Quando meu filho nasceu, entre tantos sonhos, desejos e vontades, faltou-lhe, num primeiro momento, o nome… Antes do parto, não sabíamos se era menino ou menina. Fizemos listas, experimentamos combinações, esperamos que o tal anjo dos antroposóficos nos soprasse o dito. Eis que o ser estava lá e nós pedimos uma noite para pensar sobre o assunto. As parteiras e o médico tentaram nos empurrar algumas ideias que, ao serem recusadas, causaram um certo desconforto. Eis que dormimos, o anjo veio e, entre Benjamin e Gabriel, ficou o último.
Antes do meu filho, muitos “Gabrieis” passaram em minha vida e, naquela noite congelada de fevereiro, no nono andar da policlínica de Fulda, lembrei-me deles.
Alunos, amigos, parentes que também receberam esse nome, a maioria gente legal, divertida.
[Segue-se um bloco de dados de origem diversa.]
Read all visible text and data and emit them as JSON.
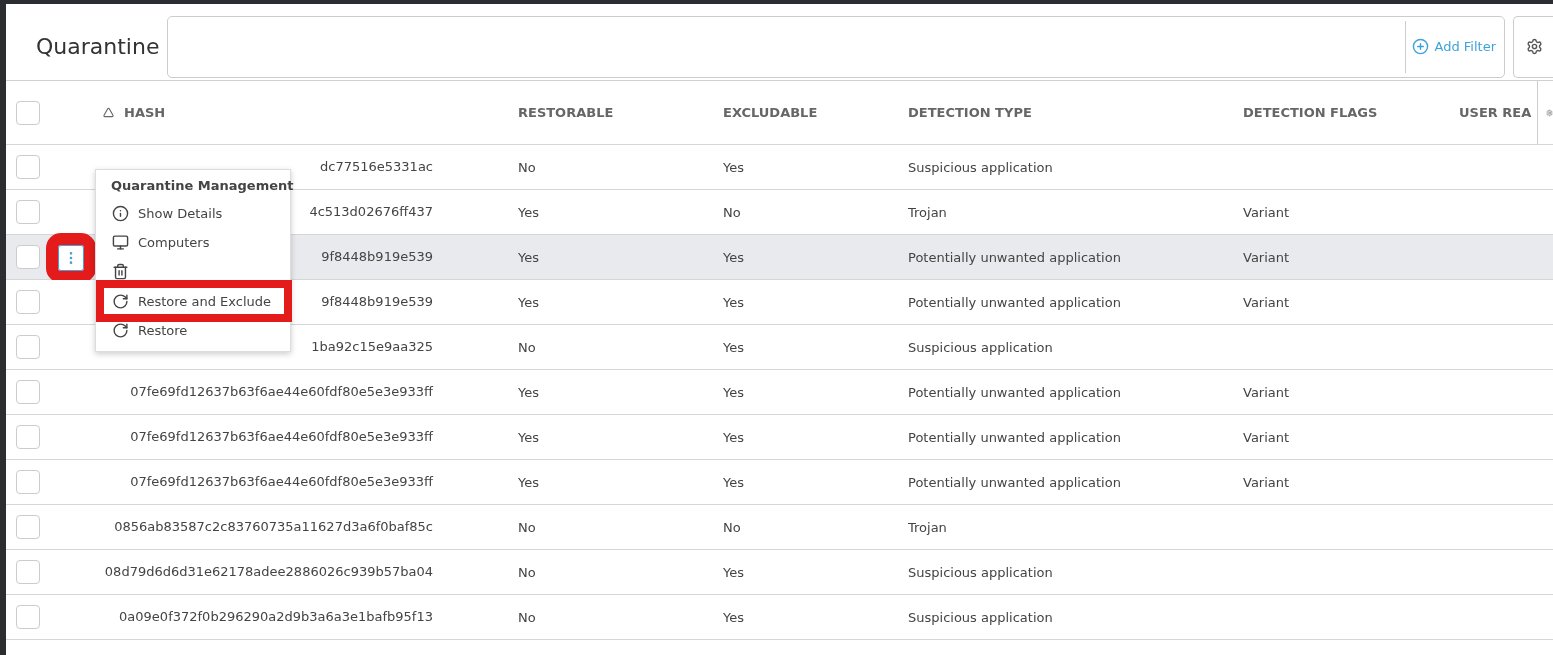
{
  "page": {
    "title": "Quarantine"
  },
  "filter_bar": {
    "add_filter": "Add Filter"
  },
  "table": {
    "select_all_checked": false,
    "columns": [
      {
        "label": "HASH",
        "sorted": true
      },
      {
        "label": "RESTORABLE",
        "sorted": false
      },
      {
        "label": "EXCLUDABLE",
        "sorted": false
      },
      {
        "label": "DETECTION TYPE",
        "sorted": false
      },
      {
        "label": "DETECTION FLAGS",
        "sorted": false
      },
      {
        "label": "USER REA",
        "sorted": false
      }
    ],
    "rows": [
      {
        "hash": "dc77516e5331ac",
        "restorable": "No",
        "excludable": "Yes",
        "detection_type": "Suspicious application",
        "detection_flags": "",
        "selected": false,
        "checked": false
      },
      {
        "hash": "4c513d02676ff437",
        "restorable": "Yes",
        "excludable": "No",
        "detection_type": "Trojan",
        "detection_flags": "Variant",
        "selected": false,
        "checked": false
      },
      {
        "hash": "9f8448b919e539",
        "restorable": "Yes",
        "excludable": "Yes",
        "detection_type": "Potentially unwanted application",
        "detection_flags": "Variant",
        "selected": true,
        "checked": false
      },
      {
        "hash": "9f8448b919e539",
        "restorable": "Yes",
        "excludable": "Yes",
        "detection_type": "Potentially unwanted application",
        "detection_flags": "Variant",
        "selected": false,
        "checked": false
      },
      {
        "hash": "1ba92c15e9aa325",
        "restorable": "No",
        "excludable": "Yes",
        "detection_type": "Suspicious application",
        "detection_flags": "",
        "selected": false,
        "checked": false
      },
      {
        "hash": "07fe69fd12637b63f6ae44e60fdf80e5e3e933ff",
        "restorable": "Yes",
        "excludable": "Yes",
        "detection_type": "Potentially unwanted application",
        "detection_flags": "Variant",
        "selected": false,
        "checked": false
      },
      {
        "hash": "07fe69fd12637b63f6ae44e60fdf80e5e3e933ff",
        "restorable": "Yes",
        "excludable": "Yes",
        "detection_type": "Potentially unwanted application",
        "detection_flags": "Variant",
        "selected": false,
        "checked": false
      },
      {
        "hash": "07fe69fd12637b63f6ae44e60fdf80e5e3e933ff",
        "restorable": "Yes",
        "excludable": "Yes",
        "detection_type": "Potentially unwanted application",
        "detection_flags": "Variant",
        "selected": false,
        "checked": false
      },
      {
        "hash": "0856ab83587c2c83760735a11627d3a6f0baf85c",
        "restorable": "No",
        "excludable": "No",
        "detection_type": "Trojan",
        "detection_flags": "",
        "selected": false,
        "checked": false
      },
      {
        "hash": "08d79d6d6d31e62178adee2886026c939b57ba04",
        "restorable": "No",
        "excludable": "Yes",
        "detection_type": "Suspicious application",
        "detection_flags": "",
        "selected": false,
        "checked": false
      },
      {
        "hash": "0a09e0f372f0b296290a2d9b3a6a3e1bafb95f13",
        "restorable": "No",
        "excludable": "Yes",
        "detection_type": "Suspicious application",
        "detection_flags": "",
        "selected": false,
        "checked": false
      }
    ]
  },
  "context_menu": {
    "title": "Quarantine Management",
    "items": [
      {
        "kind": "info",
        "label": "Show Details",
        "highlighted": false
      },
      {
        "kind": "computer",
        "label": "Computers",
        "highlighted": false
      },
      {
        "kind": "trash",
        "highlighted": false
      },
      {
        "kind": "restore",
        "label": "Restore and Exclude",
        "highlighted": true
      },
      {
        "kind": "restore",
        "label": "Restore",
        "highlighted": false
      }
    ]
  }
}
Entre todos, uma dessas amizades, embora curta, me foi profunda.
Bairro Kobrasol, colégio Visão. Eu lecionava Filosofia para o primeiro ano do então segundo grau. Gabriel era rapaz ainda. Um garoto de cabelos fartos, olhos grandes, quieto ante os demais. Um dia ele me procurou num desses corredores frios de um sistema educacional que já se foi. Nós conversamos por longos minutos, havia um interesse pela Filosofia naquele ser, seu olhar curioso e profundo ansiava por entender o mundo. A crítica ainda se manifestava tímida no sorriso ingênuo que tinha. Gabriel, com seu interesse, acabou por me inspirar. Era legal planejar aulas, saber que alguém lia, fazia perguntas. Certa vez recebi um roteiro seu, excelente enredo, muito além da puberdade em que se encontrava. Lembro que ensaiamos uma roda de leitura de Nietzsche. Como professor tive o prazer de entregar a caderneta de avaliação para sua mãe. Gabriel havia herdado os olhos dela, nela porém, já não havia mais ingenuidade. Era uma senhora bela, de cabelos longos e óculos, ainda sorria e orgulhava-se do filho.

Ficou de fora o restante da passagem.